“Over” was short for “over to you” indicating that it’s your turn to talk on a short wave radio or walkie-talkie (or any half duplex comm tech for you nerds out there). Smart speakers are super cool and a step forward in voice – but they’re still half duplex, klunky, unnatural voice interfaces. We’ll all look back one day and remember how quaint today’s smart speakers were – like we remember morse code, tape players, and VCRs. Try turn-taking a face-to-face conversation or conference call sometime, and you’ll get a feel for what smart speakers, and all voice interfaces for that matter, are missing out on. There’s a whole field of study around the protocols and rules of human conversation called “Pragmatics” that study how humans interact one to one, one to many and many-to-many.
For example – I’ll say, “Alexa, play ‘Fool in the Rain’ by Led Zeppelin on Spotify,” and wait the requisite three seconds of silence so Alexa knows I’m done talking (might be easier to just say “over”). Then Alexa says, “I’m sorry, I can’t find ‘Fool in the Rain’ by Led Zeppelin on Spotify.” I’ll remember I cancelled Spotify and try to correct myself by speaking over Alexa, “No, play it on Amazon Music.” It’s natural to do this – a person wouldn’t miss a beat having the same conversation.
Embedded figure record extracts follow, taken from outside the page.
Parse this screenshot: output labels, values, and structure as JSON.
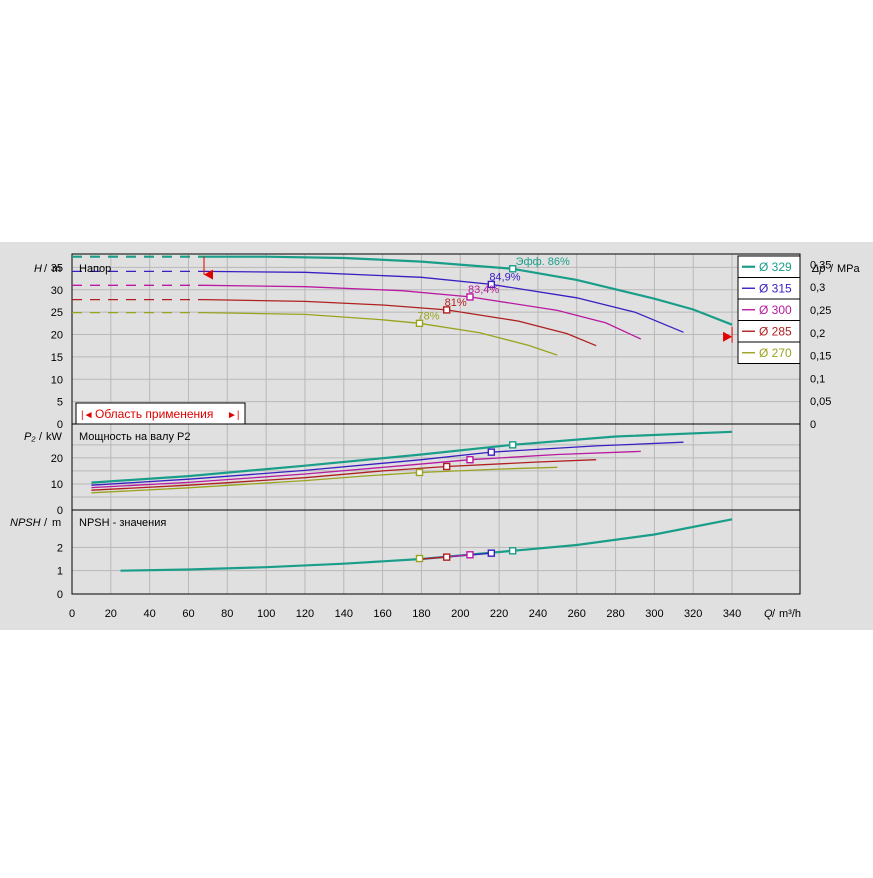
{
  "panels": {
    "head": {
      "title": "Напор",
      "ylabel_var": "H",
      "ylabel_unit": "m",
      "ylim": [
        0,
        38
      ],
      "yticks": [
        0,
        5,
        10,
        15,
        20,
        25,
        30,
        35
      ],
      "y2label_var": "Δp",
      "y2label_unit": "MPa",
      "y2ticks": [
        "0",
        "0,05",
        "0,1",
        "0,15",
        "0,2",
        "0,25",
        "0,3",
        "0,35"
      ],
      "range_label": "Область применения"
    },
    "power": {
      "title": "Мощность на валу P2",
      "ylabel_var": "P₂",
      "ylabel_unit": "kW",
      "ylim": [
        0,
        33
      ],
      "yticks": [
        0,
        10,
        20
      ]
    },
    "npsh": {
      "title": "NPSH - значения",
      "ylabel_var": "NPSH",
      "ylabel_unit": "m",
      "ylim": [
        0,
        3.6
      ],
      "yticks": [
        0,
        1,
        2
      ]
    }
  },
  "x_axis": {
    "label_var": "Q",
    "label_unit": "m³/h",
    "xlim": [
      0,
      375
    ],
    "ticks": [
      0,
      20,
      40,
      60,
      80,
      100,
      120,
      140,
      160,
      180,
      200,
      220,
      240,
      260,
      280,
      300,
      320,
      340
    ]
  },
  "colors": {
    "background": "#e0e0e0",
    "grid": "#b8b8b8",
    "axis": "#000000",
    "range_marker": "#e00000"
  },
  "chart_data": {
    "type": "line",
    "series": [
      {
        "name": "Ø 329",
        "color": "#1a9e8a",
        "bold": true,
        "eff_label": "Эфф.  86%",
        "bep": {
          "q": 227,
          "h": 34.7,
          "p": 25,
          "npsh": 1.85
        },
        "head_dashed": [
          [
            0,
            37.4
          ],
          [
            68,
            37.4
          ]
        ],
        "head": [
          [
            68,
            37.4
          ],
          [
            100,
            37.4
          ],
          [
            140,
            37.1
          ],
          [
            180,
            36.3
          ],
          [
            227,
            34.7
          ],
          [
            260,
            32.2
          ],
          [
            300,
            28.0
          ],
          [
            320,
            25.6
          ],
          [
            340,
            22.2
          ]
        ],
        "power": [
          [
            10,
            10.5
          ],
          [
            60,
            13.0
          ],
          [
            120,
            17.0
          ],
          [
            180,
            21.3
          ],
          [
            227,
            25.0
          ],
          [
            280,
            28.2
          ],
          [
            340,
            30.0
          ]
        ],
        "npsh": [
          [
            25,
            1.0
          ],
          [
            60,
            1.05
          ],
          [
            100,
            1.15
          ],
          [
            140,
            1.3
          ],
          [
            180,
            1.5
          ],
          [
            227,
            1.85
          ],
          [
            260,
            2.1
          ],
          [
            300,
            2.55
          ],
          [
            340,
            3.2
          ]
        ]
      },
      {
        "name": "Ø 315",
        "color": "#3a1ec2",
        "bold": false,
        "eff_label": "84,9%",
        "bep": {
          "q": 216,
          "h": 31.2,
          "p": 22.2,
          "npsh": 1.75
        },
        "head_dashed": [
          [
            0,
            34.1
          ],
          [
            68,
            34.1
          ]
        ],
        "head": [
          [
            68,
            34.1
          ],
          [
            120,
            33.9
          ],
          [
            180,
            32.8
          ],
          [
            216,
            31.2
          ],
          [
            260,
            28.2
          ],
          [
            290,
            25.0
          ],
          [
            315,
            20.5
          ]
        ],
        "power": [
          [
            10,
            9.5
          ],
          [
            60,
            11.8
          ],
          [
            120,
            15.2
          ],
          [
            180,
            19.3
          ],
          [
            216,
            22.2
          ],
          [
            270,
            24.6
          ],
          [
            315,
            26.0
          ]
        ],
        "npsh": [
          [
            180,
            1.5
          ],
          [
            216,
            1.75
          ]
        ]
      },
      {
        "name": "Ø 300",
        "color": "#b81aa0",
        "bold": false,
        "eff_label": "83,4%",
        "bep": {
          "q": 205,
          "h": 28.4,
          "p": 19.3,
          "npsh": 1.68
        },
        "head_dashed": [
          [
            0,
            31.0
          ],
          [
            68,
            31.0
          ]
        ],
        "head": [
          [
            68,
            31.0
          ],
          [
            120,
            30.7
          ],
          [
            170,
            29.8
          ],
          [
            205,
            28.4
          ],
          [
            250,
            25.4
          ],
          [
            275,
            22.6
          ],
          [
            293,
            19.0
          ]
        ],
        "power": [
          [
            10,
            8.6
          ],
          [
            60,
            10.6
          ],
          [
            120,
            13.8
          ],
          [
            170,
            17.0
          ],
          [
            205,
            19.3
          ],
          [
            250,
            21.3
          ],
          [
            293,
            22.5
          ]
        ],
        "npsh": [
          [
            180,
            1.5
          ],
          [
            205,
            1.68
          ]
        ]
      },
      {
        "name": "Ø 285",
        "color": "#b02020",
        "bold": false,
        "eff_label": "81%",
        "bep": {
          "q": 193,
          "h": 25.5,
          "p": 16.7,
          "npsh": 1.58
        },
        "head_dashed": [
          [
            0,
            27.8
          ],
          [
            68,
            27.8
          ]
        ],
        "head": [
          [
            68,
            27.8
          ],
          [
            120,
            27.4
          ],
          [
            160,
            26.6
          ],
          [
            193,
            25.5
          ],
          [
            230,
            23.0
          ],
          [
            255,
            20.2
          ],
          [
            270,
            17.5
          ]
        ],
        "power": [
          [
            10,
            7.6
          ],
          [
            60,
            9.5
          ],
          [
            120,
            12.4
          ],
          [
            160,
            15.0
          ],
          [
            193,
            16.7
          ],
          [
            240,
            18.4
          ],
          [
            270,
            19.3
          ]
        ],
        "npsh": [
          [
            180,
            1.5
          ],
          [
            193,
            1.58
          ]
        ]
      },
      {
        "name": "Ø 270",
        "color": "#9aa320",
        "bold": false,
        "eff_label": "78%",
        "bep": {
          "q": 179,
          "h": 22.5,
          "p": 14.4,
          "npsh": 1.52
        },
        "head_dashed": [
          [
            0,
            24.9
          ],
          [
            68,
            24.9
          ]
        ],
        "head": [
          [
            68,
            24.9
          ],
          [
            120,
            24.5
          ],
          [
            160,
            23.3
          ],
          [
            179,
            22.5
          ],
          [
            210,
            20.4
          ],
          [
            235,
            17.6
          ],
          [
            250,
            15.4
          ]
        ],
        "power": [
          [
            10,
            6.6
          ],
          [
            60,
            8.5
          ],
          [
            120,
            11.3
          ],
          [
            150,
            13.0
          ],
          [
            179,
            14.4
          ],
          [
            220,
            15.7
          ],
          [
            250,
            16.4
          ]
        ],
        "npsh": [
          [
            180,
            1.52
          ]
        ]
      }
    ]
  }
}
In addition to the half duplex limitation, Alexa also can’t understand multiple speakers. Even the best user interfaces today employ turn-taking to manage the conversations and don’t work at all with more than two speakers in a conversation. For example, if my children interrupt Alexa while she’s playing “Fool in the Rain” and ask her to play “Space Unicorn“, a song that can make you insane after hearing it for the 400th time, I typically respond by shouting, “Laa Laa Laa Laa!!” to confuse Alexa and keep her playing good music.
Managing the turn-taking in a conversation with multiple speakers is no simple task. It requires that you listen while you talk and also respond to visual queues (in a face-to-face conversation). For example, Japanese speakers often produce back-channel expressions such as un or sō while their partner is speaking. They also tend to mark the end of their own utterances with sentence-final particles and produce vertical head movements near the end of their partner’s utterances. See Turn-taking – Wikipedia for a long description of the complexity. The listen-and-talk problem gets exponentially worse when you add more speakers. A bot will need to know whether it’s having a friendly conversation and should wait until the person is done talking, or if the bot is arguing and should cut into the rant.
Recognizing these short-comings is the first step in over-coming them. Nuance R&D is working on these problems and others to transform the way people interface with technology.